Obviously, we had no way of knowing that more significant things would happen in our lives. We were all sheltered to some extent or another. The day was coming when we would be the ones providing the shelter, just as there would be various natural and personal storms, 9/11, wars in Afghanistan and Iraq, jobs and careers and marriages and divorces and births and deaths, dramatic social and economic changes that forced our own plans to change just as dramatically, and yes, even another shuttle disaster – but that day, when many of us were in our first day of classes at a school bigger than our community colleges and high schools, we didn’t quite watch our dreams die, but they were certainly brought down to more realistic expectations.
In our minds, we were still the generation who would travel to space, maybe even colonize it; but now we weren’t so sure.
College came and went, and we all drifted in our particular directions; sometimes I halfheartedly try to find some of my fellow students.
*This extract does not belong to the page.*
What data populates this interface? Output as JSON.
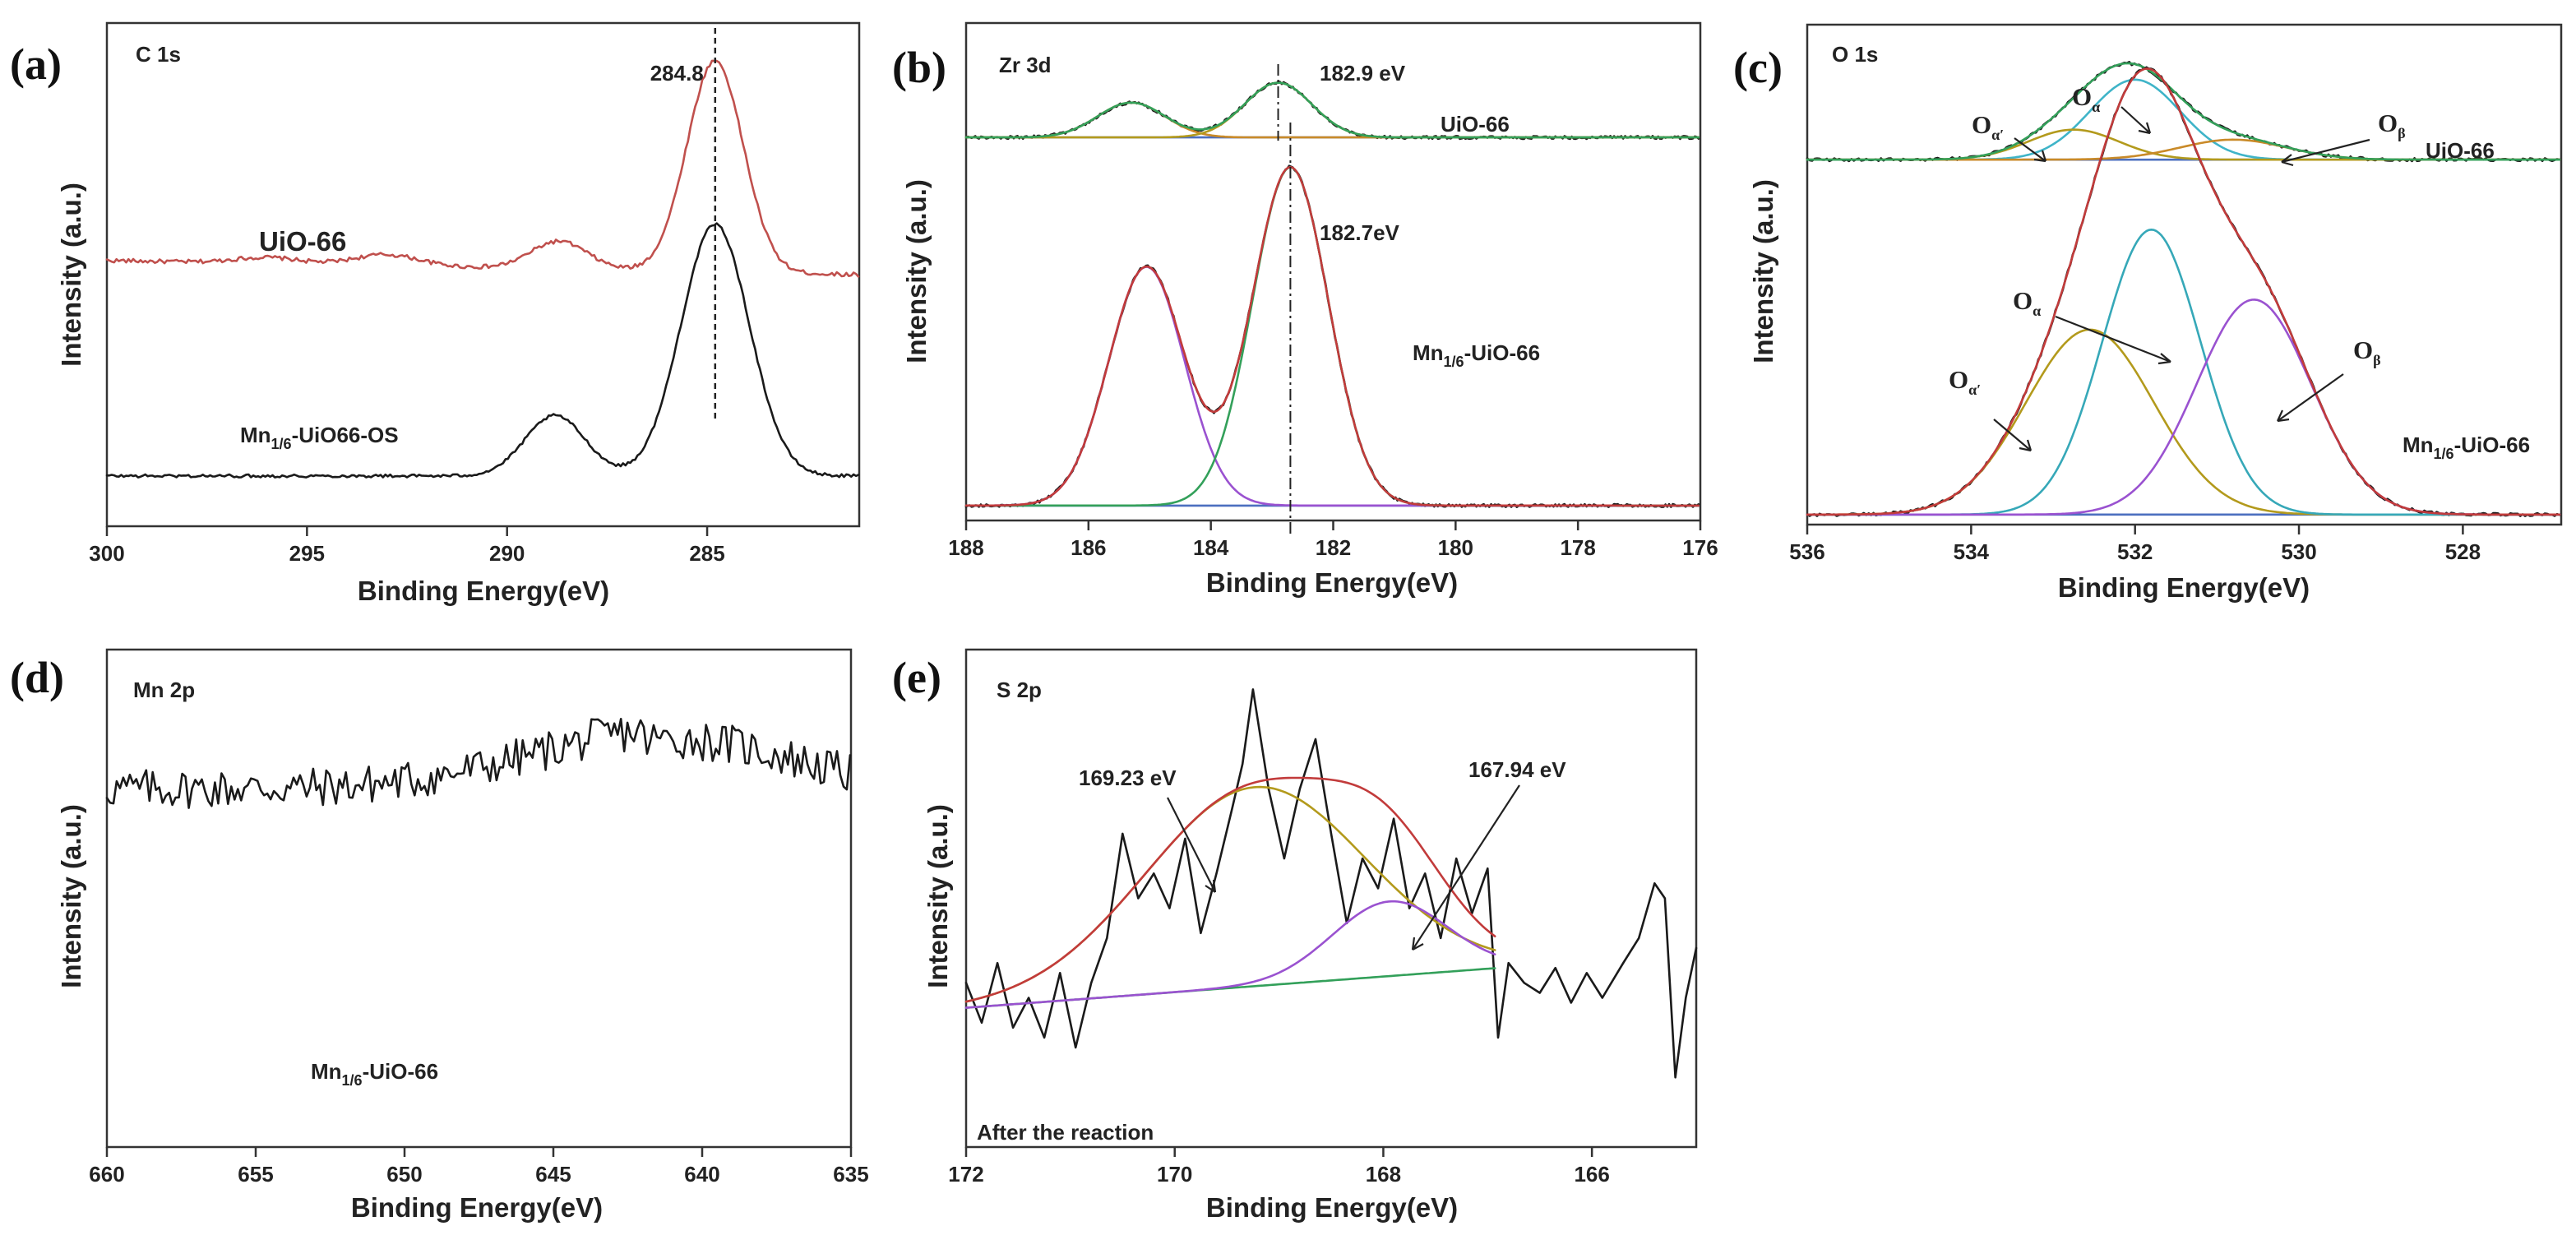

The few times I have, they have not been surprised at my career and life. In some of their cases, I admit I have been shocked at theirs. The blonde girl, by the way, is still heartbreaking, as are her daughters and granddaughters.
That trade I was trying to avoid, writing for newspapers, sent me to the town of Beaufort one day. It was the hometown of one of those killed on the Challenger. The local newspaper said that a memorial would be dedicated to the local astronaut. The monument was a simple, tasteful little granite obelisk, much like a tombstone and likely made by the local cemetery marker company.
A young couple on a walk down the waterfront happened on the monument while I was there. They had two children, one in a stroller and the other a little girl of the age to ask many, many questions.
I remember her Daddy explaining, patiently, that the man whose picture was on the marker was an astronaut, and he had been killed in an accident.
“I wanna be an asternaut,” the little girl said, “but I won’t get killed.” She stamped her foot, proud and defiant.
Once upon a time, we felt the same way.